Dagmawit Moges mengatakan Perekam Data Penerbangan (FDR) dan Perekam Suara Cockpit (CVR) dari penerbangan ET-302 yang jatuh telah berhasil diunggah.
"Kami telah mengambil isi rekaman FDR dan CVR," katanya, seraya menambahkan bahwa pakar internasional dan analis AS telah mengkonfirmasi keaslian rekaman itu.
Semua penumpang dan awak maskapai Ethiopian Airlines yang berjumlah 157 tewas dalam kecelakaan yang terjadi tak lama setelah lepas landas pada Minggu lalu.

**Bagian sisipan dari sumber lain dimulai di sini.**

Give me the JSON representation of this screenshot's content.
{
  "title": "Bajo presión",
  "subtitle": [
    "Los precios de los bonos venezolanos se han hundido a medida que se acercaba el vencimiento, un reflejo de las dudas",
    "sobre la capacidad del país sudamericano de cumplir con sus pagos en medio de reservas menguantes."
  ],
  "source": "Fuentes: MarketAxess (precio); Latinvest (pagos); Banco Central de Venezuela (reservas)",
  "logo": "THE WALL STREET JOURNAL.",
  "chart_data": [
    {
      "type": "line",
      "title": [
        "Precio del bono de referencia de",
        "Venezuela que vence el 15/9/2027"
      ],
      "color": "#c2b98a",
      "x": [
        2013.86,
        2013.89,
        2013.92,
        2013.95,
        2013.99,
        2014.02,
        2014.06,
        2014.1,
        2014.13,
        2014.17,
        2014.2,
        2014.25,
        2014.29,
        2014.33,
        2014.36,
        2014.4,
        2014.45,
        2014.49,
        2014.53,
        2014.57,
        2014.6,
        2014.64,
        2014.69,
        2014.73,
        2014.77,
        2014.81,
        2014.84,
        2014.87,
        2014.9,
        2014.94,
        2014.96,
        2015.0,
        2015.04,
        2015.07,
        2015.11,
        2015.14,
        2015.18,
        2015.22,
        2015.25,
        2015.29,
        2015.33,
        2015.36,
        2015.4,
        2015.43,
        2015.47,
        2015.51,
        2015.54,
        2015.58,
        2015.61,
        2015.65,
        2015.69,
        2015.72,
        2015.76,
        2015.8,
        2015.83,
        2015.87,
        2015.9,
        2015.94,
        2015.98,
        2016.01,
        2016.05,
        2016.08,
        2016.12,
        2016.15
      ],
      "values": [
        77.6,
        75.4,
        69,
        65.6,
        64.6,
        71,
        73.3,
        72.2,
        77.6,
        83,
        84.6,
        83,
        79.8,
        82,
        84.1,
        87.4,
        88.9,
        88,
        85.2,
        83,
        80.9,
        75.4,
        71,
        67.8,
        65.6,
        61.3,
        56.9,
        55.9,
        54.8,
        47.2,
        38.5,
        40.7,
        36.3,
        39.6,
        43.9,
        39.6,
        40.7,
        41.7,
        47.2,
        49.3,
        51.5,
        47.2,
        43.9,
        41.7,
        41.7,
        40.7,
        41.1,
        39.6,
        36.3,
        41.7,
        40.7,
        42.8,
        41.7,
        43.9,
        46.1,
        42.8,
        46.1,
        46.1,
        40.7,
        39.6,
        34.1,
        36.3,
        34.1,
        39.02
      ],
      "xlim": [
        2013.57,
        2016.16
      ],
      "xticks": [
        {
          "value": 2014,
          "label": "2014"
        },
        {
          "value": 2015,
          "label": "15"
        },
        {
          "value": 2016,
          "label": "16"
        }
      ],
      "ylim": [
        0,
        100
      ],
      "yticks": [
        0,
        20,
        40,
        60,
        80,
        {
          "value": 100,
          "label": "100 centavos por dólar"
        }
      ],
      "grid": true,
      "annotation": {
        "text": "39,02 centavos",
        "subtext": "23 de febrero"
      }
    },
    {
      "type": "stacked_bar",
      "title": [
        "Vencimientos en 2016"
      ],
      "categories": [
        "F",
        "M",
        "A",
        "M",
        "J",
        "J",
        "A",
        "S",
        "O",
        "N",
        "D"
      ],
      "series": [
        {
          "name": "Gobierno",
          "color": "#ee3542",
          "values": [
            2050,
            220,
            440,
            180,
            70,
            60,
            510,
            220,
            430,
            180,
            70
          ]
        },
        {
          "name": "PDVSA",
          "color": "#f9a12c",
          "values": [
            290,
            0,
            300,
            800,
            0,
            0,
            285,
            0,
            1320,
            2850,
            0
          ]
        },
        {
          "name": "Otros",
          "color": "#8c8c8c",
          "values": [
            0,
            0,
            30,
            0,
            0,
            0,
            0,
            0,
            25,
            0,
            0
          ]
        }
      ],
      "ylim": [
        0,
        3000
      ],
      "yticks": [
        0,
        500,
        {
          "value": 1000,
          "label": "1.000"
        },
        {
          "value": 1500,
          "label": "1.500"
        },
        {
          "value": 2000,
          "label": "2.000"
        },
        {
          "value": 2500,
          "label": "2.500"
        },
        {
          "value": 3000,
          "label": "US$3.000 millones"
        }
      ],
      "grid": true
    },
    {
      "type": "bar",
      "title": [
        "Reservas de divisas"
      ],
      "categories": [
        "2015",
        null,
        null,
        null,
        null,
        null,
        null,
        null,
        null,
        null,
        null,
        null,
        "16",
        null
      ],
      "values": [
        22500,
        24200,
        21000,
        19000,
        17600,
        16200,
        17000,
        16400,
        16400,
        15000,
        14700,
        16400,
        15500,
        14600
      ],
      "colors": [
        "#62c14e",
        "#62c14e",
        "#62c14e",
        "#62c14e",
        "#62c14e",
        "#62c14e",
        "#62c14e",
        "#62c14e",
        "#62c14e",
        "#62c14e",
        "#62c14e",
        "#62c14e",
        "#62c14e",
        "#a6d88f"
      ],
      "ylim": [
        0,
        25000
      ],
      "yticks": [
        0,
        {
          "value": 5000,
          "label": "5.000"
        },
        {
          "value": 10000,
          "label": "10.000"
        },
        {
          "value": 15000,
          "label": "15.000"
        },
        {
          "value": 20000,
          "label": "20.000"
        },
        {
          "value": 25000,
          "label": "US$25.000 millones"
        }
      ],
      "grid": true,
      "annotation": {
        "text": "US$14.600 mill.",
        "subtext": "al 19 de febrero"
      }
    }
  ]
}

Menurut menteri, kemiripan kecelakaan penerbangan ET-302 dengan kecelakaan penerbangan Indonesia yang melibatkan jenis pesawat yang sama telah dikonfirmasi.
Boeing 737 Max 8 yang digunakan dalam penerbangan Lion Air JT610 juga mengalami kecelakaan yang menewaskan 189 orang.
Kecelakaan itu juga terjadi tak lama setelah lepas landas.
"Setelah analisis lebih lanjut dari rekaman itu, pemerintah Ethiopia akan mengumumkan hasilnya dalam satu bulan," tambahnya.
FDR dan VCR ditemukan pada Rabu lalu dan dibawa ke Prancis untuk diunggah dan dianalisis.
Setelah kecelakaan fatal tersebut, sejumlah negara di seluruh dunia melarang terbang semua armada Boeing 737 Max 8 dan 9.